El PP en Castilla-La Mancha, acusado de sacrificar intereses regionales por estrategia electoral
El presidente de los Municipios Ribereños de Entrepeñas y Buendía, Borja Castro, critica la postura del Partido Popular en Castilla-La Mancha respecto al trasvase Tajo-Segura, calificándola de tibia y subordinada a intereses nacionales. En un contexto de tensión por la gestión hídrica, acusa al PP regional de actuar como sucursal de Génova, priorizando las necesidades de Murcia, Comunidad Valenciana y Andalucía en detrimento de la estabilidad de la región.

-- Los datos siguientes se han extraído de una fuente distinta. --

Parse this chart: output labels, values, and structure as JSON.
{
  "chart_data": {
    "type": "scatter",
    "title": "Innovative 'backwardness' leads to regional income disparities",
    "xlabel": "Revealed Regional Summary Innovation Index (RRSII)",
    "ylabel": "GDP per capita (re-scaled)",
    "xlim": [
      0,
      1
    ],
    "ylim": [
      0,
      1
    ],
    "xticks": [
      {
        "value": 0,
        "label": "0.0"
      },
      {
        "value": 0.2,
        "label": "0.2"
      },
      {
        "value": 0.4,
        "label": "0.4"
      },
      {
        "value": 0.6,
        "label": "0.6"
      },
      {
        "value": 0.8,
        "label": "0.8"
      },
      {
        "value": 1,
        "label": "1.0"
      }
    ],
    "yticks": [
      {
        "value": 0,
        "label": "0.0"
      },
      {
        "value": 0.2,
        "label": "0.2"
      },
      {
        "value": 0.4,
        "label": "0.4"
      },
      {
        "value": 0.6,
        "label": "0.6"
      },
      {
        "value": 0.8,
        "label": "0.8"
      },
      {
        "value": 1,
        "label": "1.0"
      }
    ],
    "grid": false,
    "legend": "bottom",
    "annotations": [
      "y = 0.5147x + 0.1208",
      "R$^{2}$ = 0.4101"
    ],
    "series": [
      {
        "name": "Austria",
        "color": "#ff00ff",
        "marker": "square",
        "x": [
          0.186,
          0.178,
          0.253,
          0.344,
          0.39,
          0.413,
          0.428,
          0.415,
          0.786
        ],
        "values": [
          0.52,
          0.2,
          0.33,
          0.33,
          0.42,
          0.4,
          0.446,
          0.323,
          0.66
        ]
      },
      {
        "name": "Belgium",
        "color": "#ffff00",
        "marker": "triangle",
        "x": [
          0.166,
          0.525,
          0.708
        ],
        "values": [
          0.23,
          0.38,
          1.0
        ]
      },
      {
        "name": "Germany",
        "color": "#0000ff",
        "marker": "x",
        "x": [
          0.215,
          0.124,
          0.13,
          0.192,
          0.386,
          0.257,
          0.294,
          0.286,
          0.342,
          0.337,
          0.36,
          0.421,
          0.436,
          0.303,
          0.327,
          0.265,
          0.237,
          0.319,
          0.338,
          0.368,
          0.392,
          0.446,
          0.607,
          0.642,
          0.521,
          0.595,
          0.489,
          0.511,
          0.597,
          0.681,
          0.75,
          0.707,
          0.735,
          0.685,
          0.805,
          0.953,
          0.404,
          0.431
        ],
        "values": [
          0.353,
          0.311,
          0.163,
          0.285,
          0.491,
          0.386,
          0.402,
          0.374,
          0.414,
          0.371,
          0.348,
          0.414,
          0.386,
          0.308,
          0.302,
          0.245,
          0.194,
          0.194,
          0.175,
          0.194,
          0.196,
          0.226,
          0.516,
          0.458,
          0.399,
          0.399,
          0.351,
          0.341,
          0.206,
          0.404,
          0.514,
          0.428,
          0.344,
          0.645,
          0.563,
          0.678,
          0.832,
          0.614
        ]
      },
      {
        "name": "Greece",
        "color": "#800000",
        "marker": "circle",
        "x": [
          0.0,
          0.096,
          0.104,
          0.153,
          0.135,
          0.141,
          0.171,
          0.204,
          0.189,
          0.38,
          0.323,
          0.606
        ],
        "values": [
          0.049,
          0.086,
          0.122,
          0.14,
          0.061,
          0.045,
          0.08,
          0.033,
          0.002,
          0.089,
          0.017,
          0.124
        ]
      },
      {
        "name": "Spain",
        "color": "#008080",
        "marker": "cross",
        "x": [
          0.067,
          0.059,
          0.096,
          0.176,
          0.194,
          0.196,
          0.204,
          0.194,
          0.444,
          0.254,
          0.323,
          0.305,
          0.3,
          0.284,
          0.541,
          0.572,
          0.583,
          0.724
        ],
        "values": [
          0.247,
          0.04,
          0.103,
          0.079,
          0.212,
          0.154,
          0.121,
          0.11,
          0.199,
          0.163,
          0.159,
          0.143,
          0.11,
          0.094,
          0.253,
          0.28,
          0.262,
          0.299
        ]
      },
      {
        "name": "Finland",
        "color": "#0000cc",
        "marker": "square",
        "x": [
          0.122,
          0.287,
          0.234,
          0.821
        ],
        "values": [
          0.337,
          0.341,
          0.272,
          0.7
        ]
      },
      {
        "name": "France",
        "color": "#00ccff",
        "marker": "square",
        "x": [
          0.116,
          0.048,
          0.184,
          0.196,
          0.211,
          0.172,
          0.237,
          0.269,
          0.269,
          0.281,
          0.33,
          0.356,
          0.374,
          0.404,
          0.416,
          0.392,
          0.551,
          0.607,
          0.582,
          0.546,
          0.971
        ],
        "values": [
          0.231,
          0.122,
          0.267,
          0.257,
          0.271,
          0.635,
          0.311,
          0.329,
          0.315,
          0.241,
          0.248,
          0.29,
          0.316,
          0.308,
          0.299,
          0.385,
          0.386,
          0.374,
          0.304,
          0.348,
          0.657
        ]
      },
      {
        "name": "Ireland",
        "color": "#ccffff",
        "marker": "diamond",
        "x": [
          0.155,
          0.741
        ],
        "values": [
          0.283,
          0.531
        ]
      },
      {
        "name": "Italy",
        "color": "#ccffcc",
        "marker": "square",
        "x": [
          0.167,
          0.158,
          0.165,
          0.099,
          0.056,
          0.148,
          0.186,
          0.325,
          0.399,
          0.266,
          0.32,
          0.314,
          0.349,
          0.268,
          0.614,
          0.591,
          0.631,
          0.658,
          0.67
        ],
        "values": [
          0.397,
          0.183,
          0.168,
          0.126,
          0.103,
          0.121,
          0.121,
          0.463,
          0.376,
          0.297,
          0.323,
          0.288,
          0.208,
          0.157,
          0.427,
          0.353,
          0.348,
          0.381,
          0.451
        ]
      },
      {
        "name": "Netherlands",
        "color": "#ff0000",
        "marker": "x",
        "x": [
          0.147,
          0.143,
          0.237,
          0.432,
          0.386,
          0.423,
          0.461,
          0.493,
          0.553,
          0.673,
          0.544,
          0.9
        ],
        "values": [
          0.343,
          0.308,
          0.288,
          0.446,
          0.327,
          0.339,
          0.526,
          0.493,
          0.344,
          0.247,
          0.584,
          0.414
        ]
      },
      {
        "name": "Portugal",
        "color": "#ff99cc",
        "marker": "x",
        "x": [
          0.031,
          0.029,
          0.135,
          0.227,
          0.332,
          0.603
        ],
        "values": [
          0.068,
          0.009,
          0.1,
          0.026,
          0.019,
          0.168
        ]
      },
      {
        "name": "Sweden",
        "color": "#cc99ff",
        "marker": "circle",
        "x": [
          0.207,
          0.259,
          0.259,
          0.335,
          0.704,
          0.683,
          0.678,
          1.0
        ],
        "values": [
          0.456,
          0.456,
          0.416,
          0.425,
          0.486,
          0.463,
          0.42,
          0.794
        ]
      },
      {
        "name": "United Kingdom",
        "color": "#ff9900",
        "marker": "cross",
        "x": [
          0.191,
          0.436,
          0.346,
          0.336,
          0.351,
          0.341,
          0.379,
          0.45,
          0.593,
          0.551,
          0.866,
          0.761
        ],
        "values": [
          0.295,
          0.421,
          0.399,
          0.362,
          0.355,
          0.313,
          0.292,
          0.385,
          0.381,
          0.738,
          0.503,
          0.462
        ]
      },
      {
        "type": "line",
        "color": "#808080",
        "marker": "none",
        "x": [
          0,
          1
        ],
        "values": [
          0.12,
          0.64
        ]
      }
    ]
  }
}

La disputa se intensifica en un momento en que el Sindicato Central de Regantes ha convocado movilizaciones en el Levante, ante la inminente resolución del Tribunal Supremo sobre el uso del agua. Castro defiende la posición de los municipios ribereños, que abogan por priorizar el desarrollo de la cuenca cedente, advirtiendo que el trasvase despoja recursos y empobrece la economía local. La situación de los embalses, en torno al 66% de capacidad, refleja una tendencia favorable tras ciclos húmedos, pero con recursos comprometidos para trasvases futuros.
Desde la perspectiva política, estas declaraciones revelan las tensiones existentes en la gestión del agua en España, donde los intereses regionales y las decisiones nacionales colisionan. La postura de Castro evidencia una percepción de que la política hídrica responde a cálculos electorales, en un escenario donde Castilla-La Mancha se ve sacrificada en un tablero que algunos consideran manipulado por intereses más amplios.
En el plano administrativo, Castro destaca avances en infraestructuras clave, como la conducción de Morillejo, cuya finalización se acerca tras una inversión de 4 millones de euros. La infraestructura busca garantizar un suministro estable de agua potable, evitando cortes en verano, situación que en el pasado afectó a la región. Sin embargo, la incertidumbre política y judicial mantiene en alerta a los municipios ribereños, que exigen mayor cohesión y defensa conjunta del recurso hídrico regional.
El contexto más amplio refleja una comunidad en medio de un debate intenso sobre la soberanía hídrica, donde las decisiones del Gobierno central y la influencia de actores políticos regionales condicionan la gestión del agua. La futura resolución del Tribunal Supremo y las próximas elecciones podrían marcar un cambio en la dinámica, dependiendo de la capacidad de Castilla-La Mancha de unirse en torno a una estrategia común.